🤖 AI Summary
Existing log anomaly detection methods face dual challenges: conventional deep learning models suffer from limited interpretability and generalization, while large language models (LLMs) exhibit hallucination, factual inaccuracies, and low reliability. To address these issues, this paper proposes the first unified framework integrating chain-of-thought-guided supervised fine-tuning (CoT-SFT) with multi-dimensional reward reinforcement learning (RL). We construct a high-quality training dataset via expert calibration and design a dual-objective reward mechanism that jointly optimizes accuracy and logical consistency—thereby significantly enhancing reasoning coherence and suppressing hallucination. Evaluated on mainstream benchmarks, our method achieves state-of-the-art F1 scores and generates verifiable, step-by-step reasoning traces. The source code and dataset are publicly released.
📝 Abstract
Logs constitute a form of evidence signaling the operational status of software systems. Automated log anomaly detection is crucial for ensuring the reliability of modern software systems.
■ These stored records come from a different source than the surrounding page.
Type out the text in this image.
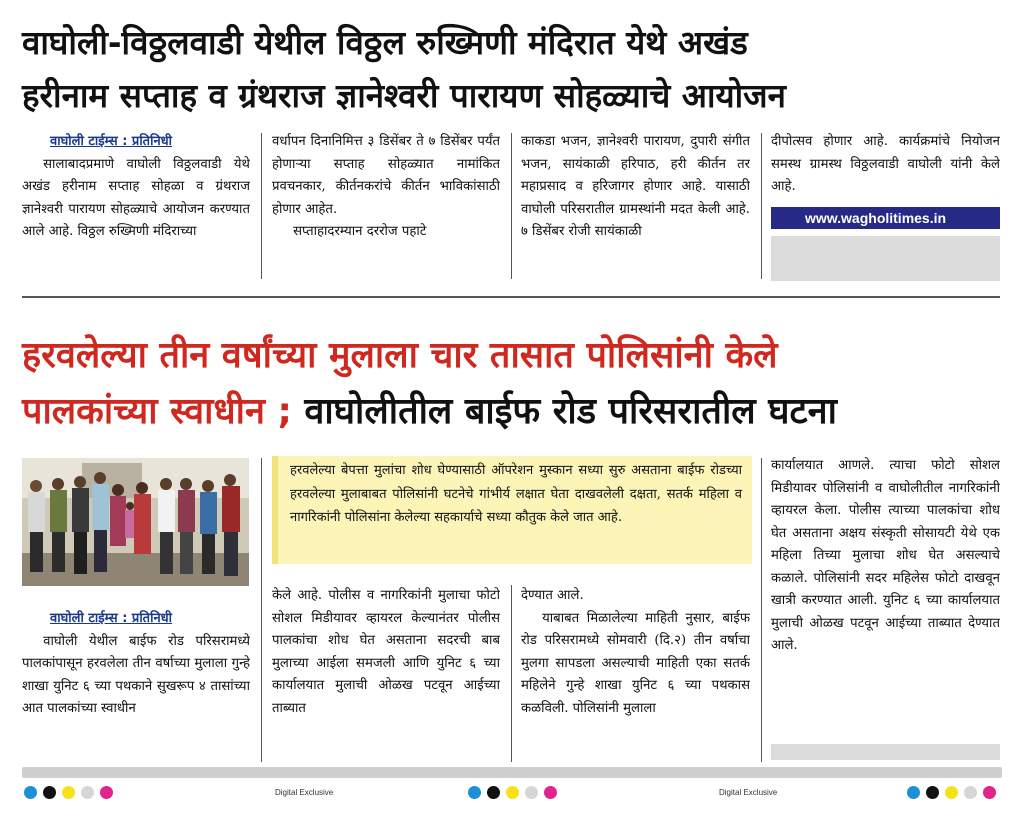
वाघोली-विठ्ठलवाडी येथील विठ्ठल रुख्मिणी मंदिरात येथे अखंड
हरीनाम सप्ताह व ग्रंथराज ज्ञानेश्वरी पारायण सोहळ्याचे आयोजन
वाघोली टाईम्स : प्रतिनिधी

सालाबादप्रमाणे वाघोली विठ्ठलवाडी येथे अखंड हरीनाम सप्ताह सोहळा व ग्रंथराज ज्ञानेश्वरी पारायण सोहळ्याचे आयोजन करण्यात आले आहे. विठ्ठल रुख्मिणी मंदिराच्या

वर्धापन दिनानिमित्त ३ डिसेंबर ते ७ डिसेंबर पर्यंत होणाऱ्या सप्ताह सोहळ्यात नामांकित प्रवचनकार, कीर्तनकरांचे कीर्तन भाविकांसाठी होणार आहेत.

सप्ताहादरम्यान दररोज पहाटे

काकडा भजन, ज्ञानेश्वरी पारायण, दुपारी संगीत भजन, सायंकाळी हरिपाठ, हरी कीर्तन तर महाप्रसाद व हरिजागर होणार आहे. यासाठी वाघोली परिसरातील ग्रामस्थांनी मदत केली आहे. ७ डिसेंबर रोजी सायंकाळी

दीपोत्सव होणार आहे. कार्यक्रमांचे नियोजन समस्थ ग्रामस्थ विठ्ठलवाडी वाघोली यांनी केले आहे.

www.wagholitimes.in
हरवलेल्या तीन वर्षांच्या मुलाला चार तासात पोलिसांनी केले
पालकांच्या स्वाधीन ; वाघोलीतील बाईफ रोड परिसरातील घटना
हरवलेल्या बेपत्ता मुलांचा शोध घेण्यासाठी ऑपरेशन मुस्कान सध्या सुरु असताना बाईफ रोडच्या हरवलेल्या मुलाबाबत पोलिसांनी घटनेचे गांभीर्य लक्षात घेता दाखवलेली दक्षता, सतर्क महिला व नागरिकांनी पोलिसांना केलेल्या सहकार्याचे सध्या कौतुक केले जात आहे.
वाघोली टाईम्स : प्रतिनिधी

वाघोली येथील बाईफ रोड परिसरामध्ये पालकांपासून हरवलेला तीन वर्षाच्या मुलाला गुन्हे शाखा युनिट ६ च्या पथकाने सुखरूप ४ तासांच्या आत पालकांच्या स्वाधीन

केले आहे. पोलीस व नागरिकांनी मुलाचा फोटो सोशल मिडीयावर व्हायरल केल्यानंतर पोलीस पालकांचा शोध घेत असताना सदरची बाब मुलाच्या आईला समजली आणि युनिट ६ च्या कार्यालयात मुलाची ओळख पटवून आईच्या ताब्यात

देण्यात आले.

याबाबत मिळालेल्या माहिती नुसार, बाईफ रोड परिसरामध्ये सोमवारी (दि.२) तीन वर्षाचा मुलगा सापडला असल्याची माहिती एका सतर्क महिलेने गुन्हे शाखा युनिट ६ च्या पथकास कळविली. पोलिसांनी मुलाला

कार्यालयात आणले. त्याचा फोटो सोशल मिडीयावर पोलिसांनी व वाघोलीतील नागरिकांनी व्हायरल केला. पोलीस त्याच्या पालकांचा शोध घेत असताना अक्षय संस्कृती सोसायटी येथे एक महिला तिच्या मुलाचा शोध घेत असल्याचे कळाले. पोलिसांनी सदर महिलेस फोटो दाखवून खात्री करण्यात आली. युनिट ६ च्या कार्यालयात मुलाची ओळख पटवून आईच्या ताब्यात देण्यात आले.

Digital Exclusive	Digital Exclusive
However, existing approaches face significant limitations: traditional deep learning models lack interpretability and generalization, while methods leveraging Large Language Models are often hindered by unreliability and factual inaccuracies. To address these issues, we propose RationAnomaly, a novel framework that enhances log anomaly detection by synergizing Chain-of-Thought (CoT) fine-tuning with reinforcement learning. Our approach first instills expert-like reasoning patterns using CoT-guided supervised fine-tuning, grounded in a high-quality dataset corrected through a rigorous expert-driven process. Subsequently, a reinforcement learning phase with a multi-faceted reward function optimizes for accuracy and logical consistency, effectively mitigating hallucinations. Experimentally, RationAnomaly outperforms state-of-the-art baselines, achieving superior F1-scores on key benchmarks while providing transparent, step-by-step analytical outputs. We have released the corresponding resources, including code and datasets.